Currently, astronomers speak about stellar-mass black holes (residing e.g. in binary systems where the companion is a normal star); another example concerns very massive black holes which are hidden in centers of almost all galaxies. In some fraction of galaxies, large amounts of gas are falling into the black hole. The gas forms an accretion flow which often acquires a disc-like shape surrounding the hole. Such a disc is called an accretion disc.
Figure on the right is a false colour illustration of an accretion disc around a rotating black hole, as observed by a distant observer. Effects of general relativity on motion of light (focusing near a black hole, Doppler effect) have been taken into account. Some types of active galactic nuclei and some Galactic sources are believed to contain a central black hole surrounded by such a disc of gaseous material. We have developed an code for calculating observed features in radiation from these objects. In particular, the disc model explains with reasonable accuracy the X-ray spectral properties which have been attributed to reprocessing of light in the disc. Please find technical details in a paper with A. Lanza & D. Vokrouhlicky (1995), and with A. Polnarev (1992).
We have used our computational tools for a detailed discussion of
predicted spectral features, such as varying line profiles which change
their intensity, shapes and energy with orbital phase of the pattern
on the disc surface (with A. Martocchia & G. Matt 2000, also
with L. Subr 2001) Effects of light-travel time, energy shift and gravitational
focusing near a rotating black hole are taken into account. A
high-resolution ray-tracing code is used to follow time variations of
the synthetic line profile. The variety of expected spectral features is
examined and the scheme is applied to the broad iron line observed
in MCG--6-30-15.
In another paper (with A. Martocchia, G. Matt, M. Feroci & T. Belloni 2002), se report on the discovery of a relativistic iron Kα fluorescent emission line in the BeppoSAX spectrum of the microquasar GRS 1915+105. The line was unusually intense, the feature broad and skewed, indicating emission from the innermost regions of the accretion disc. The inner emitting orbit is larger than the innermost stable orbit, even in Schwarzschild metric: thus, a non-zero BH spin is not required by these data. In another paper (with Olda Semerak & Fernando de Felice 1999), we propose a way to deduce the parameters of accreting black holes (the method again employs the properties of the spectral features observed in radiation from an accretion disc).

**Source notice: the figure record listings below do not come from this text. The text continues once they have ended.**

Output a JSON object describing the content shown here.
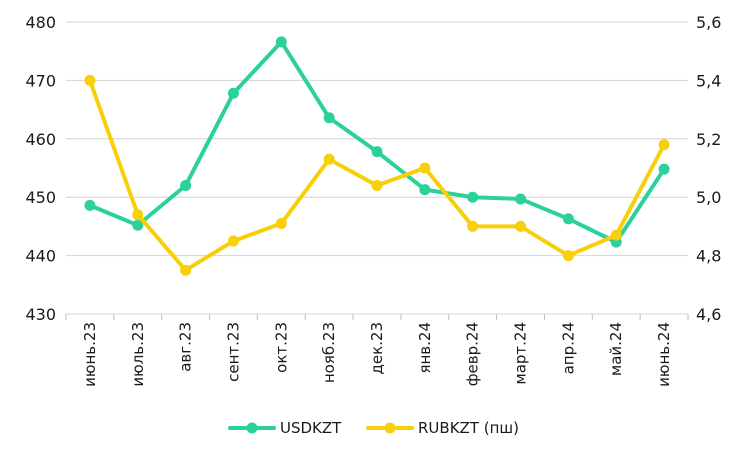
{
  "chart_data": {
    "type": "line",
    "categories": [
      "июнь.23",
      "июль.23",
      "авг.23",
      "сент.23",
      "окт.23",
      "нояб.23",
      "дек.23",
      "янв.24",
      "февр.24",
      "март.24",
      "апр.24",
      "май.24",
      "июнь.24"
    ],
    "series": [
      {
        "name": "USDKZT",
        "axis": "left",
        "color": "#2bd19a",
        "values": [
          448.6,
          445.2,
          452.0,
          467.8,
          476.6,
          463.6,
          457.8,
          451.3,
          450.0,
          449.7,
          446.3,
          442.3,
          454.8
        ]
      },
      {
        "name": "RUBKZT (пш)",
        "axis": "right",
        "color": "#f7cf0a",
        "values": [
          5.4,
          4.94,
          4.75,
          4.85,
          4.91,
          5.13,
          5.04,
          5.1,
          4.9,
          4.9,
          4.8,
          4.87,
          5.18
        ]
      }
    ],
    "y_left": {
      "lim": [
        430,
        480
      ],
      "ticks": [
        "430",
        "440",
        "450",
        "460",
        "470",
        "480"
      ]
    },
    "y_right": {
      "lim": [
        4.6,
        5.6
      ],
      "ticks": [
        "4,6",
        "4,8",
        "5,0",
        "5,2",
        "5,4",
        "5,6"
      ]
    },
    "grid": true,
    "legend": "bottom"
  }
}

There are viable alternatives to the standard disc-line model, and they may be
rather succesful in the end.
Certain doubts concerning the disc model for the iron-line production
revived the interest in such a possiblity. For example,
several workers propose that the line is produced by Compton scattering of the line
photons, and they show
that such a model fits the data equally well as the disc model. We thus
explored the cloud model of accretion onto a black hole where both the
line formation and Comptonization occur in the same medium including
the global effects of gravitational redhsift, clouds motion, etc
(a paper with B. Czerny, A. Abrassart & M. Abramowicz 2000).
We have discussed the possibility to explain the profile
of the iron line within the frame of the model in which the
innermost part of the disc is disrupted due to disc instabilities. Part
of the disc material forms optically thick cold clouds, while another
fraction heats up to high temperatures acting as a source of X-rays. The
clouds are not confined to the disc equatorial plane and they form a
layer covering a significant portion of the sky from the point of view
of the central X-ray source.
We have also examined decaying orbits in a dense cluster --
result of hydrodynamical interaction between stars and the gaseous environment
(transitions across an accretion disc, gap opening in the disc, and density
waves). This effect is compared against dissipation caused by
gravitational radiation and other processes (work with L. Subr).
In a paper with T. Musil (2002), the time evolution of an advection-dominated accretion flow is explored in terms of relativistic fluid equations. An axially symmetric, vertically averaged mean flow is constructed and perturbed. An axisymmetric pattern is followed as it propagates in the form of a wave towards the horizon of a rotating black hole. The wave reflection and steepening are examined and the influence of black hole angular momentum is discussed.
With M. Abramowicz, W. Kluzniak, W. Lee & P. Rebusco,
we have explored the ideas that parametric resonance affects nearly
geodesic motion around a black hole or a neutron star,
and that it may be relevant to the high-frequency (twin)
quasi-periodic oscillations that occur in some low-mass X-ray binaries.
We have assumed the particles or fluid elements of
an accretion disc to be subject to an isotropic perturbation having
a hypothetical but rather general form. We find that the
parametric resonance is indeed excited close to the radius where
epicyclic frequencies of the radial and meridional oscillations are in a
2:3 ratio. The location and frequencies of the
highest amplitude excitation vary with the strength of the perturbation.
These results agree with actual frequency ratios of twin kHz QPOs that have
been reported in some black hole candidates, and they may be consistent also
with correlation of the twin peaks in Sco X-1.